18/05/2020

Changing use and changing covenants - by no means automatic

Changing the use of an existing building is now a frequently used development route, with many buildings being redeveloped for purposes which were not envisaged when they were originally constructed.  Leaving aside the obvious hurdles such as planning permission, listing or heritage issues and building regulations approval, what happens if the legal title prevents any change in the first place?  Can this be overcome?

The recent decision in Edgware Road (2015) Ltd v The Church Commissioners for England [2020] UKUT 0104 (LC) considered this in relation to a leasehold property where the tenant wanted to change use but a covenant in the lease prevented it.

Facts

Edgware Road (2015) Ltd (E) held a 125 year lease of several floors of 127-175 Edgware Road in the Hyde Park Estate in London.  The Church Commissioners (C) owned the freehold of the Hyde Park Estate which covers around 90 acres with a mix of 2,300 residential and commercial properties.  E obtained planning permission to convert several vacant floors to a 117-bedroom “pod” hotel (i.e. with windowless bedrooms) but a covenant in the lease prevented E from using the property for residential or sleeping purposes and restricted the use of two of the floors to offices.

C refused to alter the covenant to allow the floors to be used as a hotel as it believed that the change in use would be detrimental to its interests and to those of other lessees.  C was concerned that it would not be able to grant long leases of properties on the Hyde Park Estate, because it could not be confident that the user covenants would remain enforceable.  If E’s application succeeded then others on the estate may want to have the covenants altered or discharged.

E then applied to the Upper Tribunal (Lands Chamber) to have the restriction discharged or modified under section 84 (1) (aa) and (c) of the Law of Property Act 1925.
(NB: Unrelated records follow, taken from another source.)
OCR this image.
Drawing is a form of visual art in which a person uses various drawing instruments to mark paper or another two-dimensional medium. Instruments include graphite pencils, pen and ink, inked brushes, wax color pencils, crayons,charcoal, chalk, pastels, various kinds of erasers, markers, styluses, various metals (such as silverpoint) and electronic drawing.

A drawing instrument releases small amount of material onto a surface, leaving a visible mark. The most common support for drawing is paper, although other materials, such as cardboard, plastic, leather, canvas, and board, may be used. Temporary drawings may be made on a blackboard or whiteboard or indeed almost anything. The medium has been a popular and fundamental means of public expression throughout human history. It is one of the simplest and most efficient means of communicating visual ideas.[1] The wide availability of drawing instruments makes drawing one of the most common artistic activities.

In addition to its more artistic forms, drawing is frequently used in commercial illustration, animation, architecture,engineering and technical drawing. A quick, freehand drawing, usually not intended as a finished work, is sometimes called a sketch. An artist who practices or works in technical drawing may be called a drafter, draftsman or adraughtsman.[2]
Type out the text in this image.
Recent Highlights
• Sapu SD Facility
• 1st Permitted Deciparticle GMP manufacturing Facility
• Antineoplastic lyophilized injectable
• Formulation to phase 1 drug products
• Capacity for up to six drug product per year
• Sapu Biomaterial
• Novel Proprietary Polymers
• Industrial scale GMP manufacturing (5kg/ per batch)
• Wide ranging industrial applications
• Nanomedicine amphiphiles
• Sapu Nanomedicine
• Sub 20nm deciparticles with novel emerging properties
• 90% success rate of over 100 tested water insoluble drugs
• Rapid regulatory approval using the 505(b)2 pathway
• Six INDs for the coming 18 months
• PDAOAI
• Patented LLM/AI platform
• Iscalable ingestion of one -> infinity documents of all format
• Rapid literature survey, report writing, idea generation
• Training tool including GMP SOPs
In order to be successful, E had to prove two grounds:

  • under section 84 (1) (aa):
    • the covenant impeded reasonable use of the land and that the restriction does not secure any practical benefit of substantial value or advantage; and
    • money would be adequate compensation to anyone suffering loss or disadvantage from the discharge or modification of the restriction
  • under section 84 (1) (c) that no injury will be caused by the discharge or modification of the restriction suffered.

Decision

The tribunal refused E’s application under both grounds for the following reasons:

  • the covenant gave C practical benefits through its ability to control the use of property through the inclusion of restrictions in both leasehold and freehold titles on its Hyde Park Estate. C had an overall estate management strategy and the tribunal concluded that altering the covenant would make the implementation of C’s strategy more difficult.
  • the practical benefit of the user covenant was not only considered a substantial advantage but one that could not be adequately compensated in monetary terms. Allowing this application would mean that other claims would almost certainly follow, leading to an immeasurable reduction in the value of the estate; the disadvantage suffered by C would be impossible to quantify in monetary terms.

Practical points

This case is a useful reminder that section 84 of the Law of Property Act 1925 gives tenants of long leases the same ability to apply for the modification or discharge of user covenants as freehold owners.  This ability does not apply to all leases; the lease must granted for a term of more than 40 years and the tenant can only apply after 25 years of the term has expired.  One of C’s concerns was that if E had succeeded in altering the covenant, then C would have to consider granting shorter leases (i.e. less than 40 years) to avoid section 84 applications.  This in turn would impact on its ability to raise capital sums and finance.

Estate owners in both the private and public sectors will no doubt welcome this decision as the tribunal accepted that restrictive covenants of this nature provide a practical benefit.  However, it does not follow that similar applications will be dismissed – C’s robust commercial strategy was seen as a valuable estate management tool which proved it was of “substantial value” to defeat the claim.

Anyone owning property, whether freehold or long leasehold, should not assume that planning permission will override any restrictions in the deeds either – changing covenants is definitely not automatic!